Miller moths (credit: CBS)

DENVER (CBS4) – The summer heat will not only melt the snow, but also bring out the moths. Many residents on the Front Range have been seeing more miller moths right now.

Experts say it won’t be as bad this year as in years past.

A lot of CBS4 viewers joined the conversation about miller moths on the CBS4 Facebook page.

“I thought it was only my house! I’m glad I’m not alone,” Kevi Stringer wrote.

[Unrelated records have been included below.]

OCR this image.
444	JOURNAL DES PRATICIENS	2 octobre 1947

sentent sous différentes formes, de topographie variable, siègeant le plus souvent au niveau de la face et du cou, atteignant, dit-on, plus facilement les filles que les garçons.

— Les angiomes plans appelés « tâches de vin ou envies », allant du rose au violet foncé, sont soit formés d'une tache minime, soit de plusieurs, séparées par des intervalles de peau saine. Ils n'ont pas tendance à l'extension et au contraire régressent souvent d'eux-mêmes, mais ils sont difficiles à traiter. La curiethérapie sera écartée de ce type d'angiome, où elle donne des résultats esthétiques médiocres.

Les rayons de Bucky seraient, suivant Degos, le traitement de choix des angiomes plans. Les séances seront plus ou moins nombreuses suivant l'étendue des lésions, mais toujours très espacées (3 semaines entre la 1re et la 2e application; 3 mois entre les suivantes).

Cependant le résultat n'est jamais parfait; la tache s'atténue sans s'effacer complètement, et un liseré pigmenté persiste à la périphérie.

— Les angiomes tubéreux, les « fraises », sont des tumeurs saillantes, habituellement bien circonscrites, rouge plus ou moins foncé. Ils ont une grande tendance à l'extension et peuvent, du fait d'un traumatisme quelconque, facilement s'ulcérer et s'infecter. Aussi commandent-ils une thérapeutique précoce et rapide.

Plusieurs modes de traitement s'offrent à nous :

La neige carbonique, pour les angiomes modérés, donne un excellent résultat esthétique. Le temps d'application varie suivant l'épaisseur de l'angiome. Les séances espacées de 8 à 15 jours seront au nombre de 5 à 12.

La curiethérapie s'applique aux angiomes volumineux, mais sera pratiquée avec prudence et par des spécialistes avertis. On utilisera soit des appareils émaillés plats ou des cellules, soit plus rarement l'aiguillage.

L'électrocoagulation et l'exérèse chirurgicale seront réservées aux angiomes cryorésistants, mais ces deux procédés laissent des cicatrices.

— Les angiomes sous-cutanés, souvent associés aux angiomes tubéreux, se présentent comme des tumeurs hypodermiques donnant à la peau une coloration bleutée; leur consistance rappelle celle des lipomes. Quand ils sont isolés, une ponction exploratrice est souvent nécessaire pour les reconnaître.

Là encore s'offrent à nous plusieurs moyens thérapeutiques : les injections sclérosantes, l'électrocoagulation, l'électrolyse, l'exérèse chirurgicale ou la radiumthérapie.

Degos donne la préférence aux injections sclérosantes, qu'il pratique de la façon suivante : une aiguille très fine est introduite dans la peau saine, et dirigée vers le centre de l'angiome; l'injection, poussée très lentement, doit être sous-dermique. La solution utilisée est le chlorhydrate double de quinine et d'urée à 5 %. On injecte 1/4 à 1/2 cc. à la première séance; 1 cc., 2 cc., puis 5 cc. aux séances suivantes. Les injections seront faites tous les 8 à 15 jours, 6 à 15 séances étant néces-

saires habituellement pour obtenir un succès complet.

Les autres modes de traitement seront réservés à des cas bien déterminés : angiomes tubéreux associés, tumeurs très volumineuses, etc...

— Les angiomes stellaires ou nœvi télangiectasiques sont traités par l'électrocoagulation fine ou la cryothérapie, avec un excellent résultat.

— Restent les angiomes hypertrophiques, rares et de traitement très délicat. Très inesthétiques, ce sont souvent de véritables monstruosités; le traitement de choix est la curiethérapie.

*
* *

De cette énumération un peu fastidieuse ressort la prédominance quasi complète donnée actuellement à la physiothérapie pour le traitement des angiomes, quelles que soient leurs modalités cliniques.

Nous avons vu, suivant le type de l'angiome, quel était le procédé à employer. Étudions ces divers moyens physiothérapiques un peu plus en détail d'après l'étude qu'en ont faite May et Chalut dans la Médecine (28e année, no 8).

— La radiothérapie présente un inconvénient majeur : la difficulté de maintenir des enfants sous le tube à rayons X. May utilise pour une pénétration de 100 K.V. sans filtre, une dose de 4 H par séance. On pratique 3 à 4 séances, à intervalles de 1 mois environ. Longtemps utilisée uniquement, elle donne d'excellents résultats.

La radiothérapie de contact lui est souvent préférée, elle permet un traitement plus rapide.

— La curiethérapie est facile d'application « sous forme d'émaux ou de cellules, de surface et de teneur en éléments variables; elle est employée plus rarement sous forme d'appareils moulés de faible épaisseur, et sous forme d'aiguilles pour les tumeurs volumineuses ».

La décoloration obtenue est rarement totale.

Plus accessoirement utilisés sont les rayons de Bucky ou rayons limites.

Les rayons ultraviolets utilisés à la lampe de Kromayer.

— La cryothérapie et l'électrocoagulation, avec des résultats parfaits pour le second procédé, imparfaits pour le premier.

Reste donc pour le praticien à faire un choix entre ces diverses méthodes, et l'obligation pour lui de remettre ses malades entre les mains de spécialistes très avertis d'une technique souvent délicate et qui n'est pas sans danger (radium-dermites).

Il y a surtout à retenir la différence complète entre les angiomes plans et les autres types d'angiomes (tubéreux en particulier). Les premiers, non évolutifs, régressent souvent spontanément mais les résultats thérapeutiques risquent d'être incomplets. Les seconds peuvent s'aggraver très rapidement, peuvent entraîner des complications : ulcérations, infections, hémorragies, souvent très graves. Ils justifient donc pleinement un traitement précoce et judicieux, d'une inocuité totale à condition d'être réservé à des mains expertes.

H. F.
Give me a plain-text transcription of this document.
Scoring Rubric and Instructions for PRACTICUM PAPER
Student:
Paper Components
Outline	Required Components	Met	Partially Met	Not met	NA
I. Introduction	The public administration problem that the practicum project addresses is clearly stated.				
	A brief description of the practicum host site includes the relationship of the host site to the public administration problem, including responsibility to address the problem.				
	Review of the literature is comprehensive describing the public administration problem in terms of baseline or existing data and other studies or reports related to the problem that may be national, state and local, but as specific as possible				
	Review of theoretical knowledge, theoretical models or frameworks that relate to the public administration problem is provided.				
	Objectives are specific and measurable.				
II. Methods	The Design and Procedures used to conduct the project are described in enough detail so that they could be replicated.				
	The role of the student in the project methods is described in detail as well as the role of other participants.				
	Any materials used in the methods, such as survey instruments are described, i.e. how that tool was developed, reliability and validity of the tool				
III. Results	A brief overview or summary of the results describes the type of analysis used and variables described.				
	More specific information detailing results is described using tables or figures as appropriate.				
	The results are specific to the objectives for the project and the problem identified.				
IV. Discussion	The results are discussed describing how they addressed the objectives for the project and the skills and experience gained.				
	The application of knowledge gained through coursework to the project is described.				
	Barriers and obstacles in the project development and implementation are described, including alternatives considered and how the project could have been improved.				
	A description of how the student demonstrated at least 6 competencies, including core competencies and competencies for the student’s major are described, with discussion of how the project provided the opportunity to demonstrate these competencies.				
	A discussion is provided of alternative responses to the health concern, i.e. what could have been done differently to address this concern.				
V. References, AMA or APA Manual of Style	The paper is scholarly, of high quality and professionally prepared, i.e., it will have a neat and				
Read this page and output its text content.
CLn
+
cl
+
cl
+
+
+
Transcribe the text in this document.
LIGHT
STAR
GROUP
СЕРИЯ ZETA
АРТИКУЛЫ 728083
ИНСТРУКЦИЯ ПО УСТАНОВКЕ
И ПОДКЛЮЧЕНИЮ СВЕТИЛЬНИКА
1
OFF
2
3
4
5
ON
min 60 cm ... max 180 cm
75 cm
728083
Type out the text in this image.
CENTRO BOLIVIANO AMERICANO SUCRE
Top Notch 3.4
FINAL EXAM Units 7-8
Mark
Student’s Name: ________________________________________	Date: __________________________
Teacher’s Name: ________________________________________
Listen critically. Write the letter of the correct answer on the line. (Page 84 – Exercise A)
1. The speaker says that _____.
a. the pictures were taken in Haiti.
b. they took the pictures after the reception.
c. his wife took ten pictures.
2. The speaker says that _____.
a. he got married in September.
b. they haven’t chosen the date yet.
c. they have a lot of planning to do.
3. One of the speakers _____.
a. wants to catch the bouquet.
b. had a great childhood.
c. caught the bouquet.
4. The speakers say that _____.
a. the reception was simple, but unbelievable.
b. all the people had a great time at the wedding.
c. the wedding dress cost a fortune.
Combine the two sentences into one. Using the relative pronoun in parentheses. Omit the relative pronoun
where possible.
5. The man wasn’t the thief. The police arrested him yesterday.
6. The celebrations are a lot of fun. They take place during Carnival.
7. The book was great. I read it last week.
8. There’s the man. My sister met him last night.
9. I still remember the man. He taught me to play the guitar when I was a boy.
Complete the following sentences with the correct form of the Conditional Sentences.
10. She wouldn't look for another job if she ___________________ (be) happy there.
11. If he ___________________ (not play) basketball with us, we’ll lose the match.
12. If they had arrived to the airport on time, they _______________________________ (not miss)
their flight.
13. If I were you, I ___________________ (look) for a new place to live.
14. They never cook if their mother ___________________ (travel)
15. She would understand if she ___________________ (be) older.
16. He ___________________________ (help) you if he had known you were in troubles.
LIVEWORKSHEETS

The pesky moths seem to be everywhere — both outside and inside homes.

“Actually, they’ve been around, they’ve just been a little dormant with rain and colder temperatures,” Jenifer Doane with the Butterfly Pavilion said.

The moths start out on the Eastern Plains and then make their way to the Front Range at the start of May. Once it gets too hot, they head up to the mountains.

“There are not more, not a surge, just more activity,” Doane said.

Entomologists say the number of miller moths will be below normal this year. That’s based on low numbers last fall when the eggs were actually laid. Although they seem like a nuisance, they’re important to the ecosystem.

“Miller moths feed on alfalfa in the gardens,” Doane said. “They’re just a part of the food chain and they feed our birds.”

If the moths are becoming too much of a problem, the following are suggestions:

- Don’t keep any lights on near a door since moths are attracted to the light
– Close windows at night — they’ll find their way through a screen
– Put a bucket of soapy water out near a light — the moths will be attracted, fall in and drown

Don’t mistake miller moths for clothes moths. Miller moths won’t be in closets or drawers.

The miller moths won’t be around much longer — probably another two or three weeks, and then they head up to higher ground. That’s when all the butterflies will be out. They are a much more tolerable insect.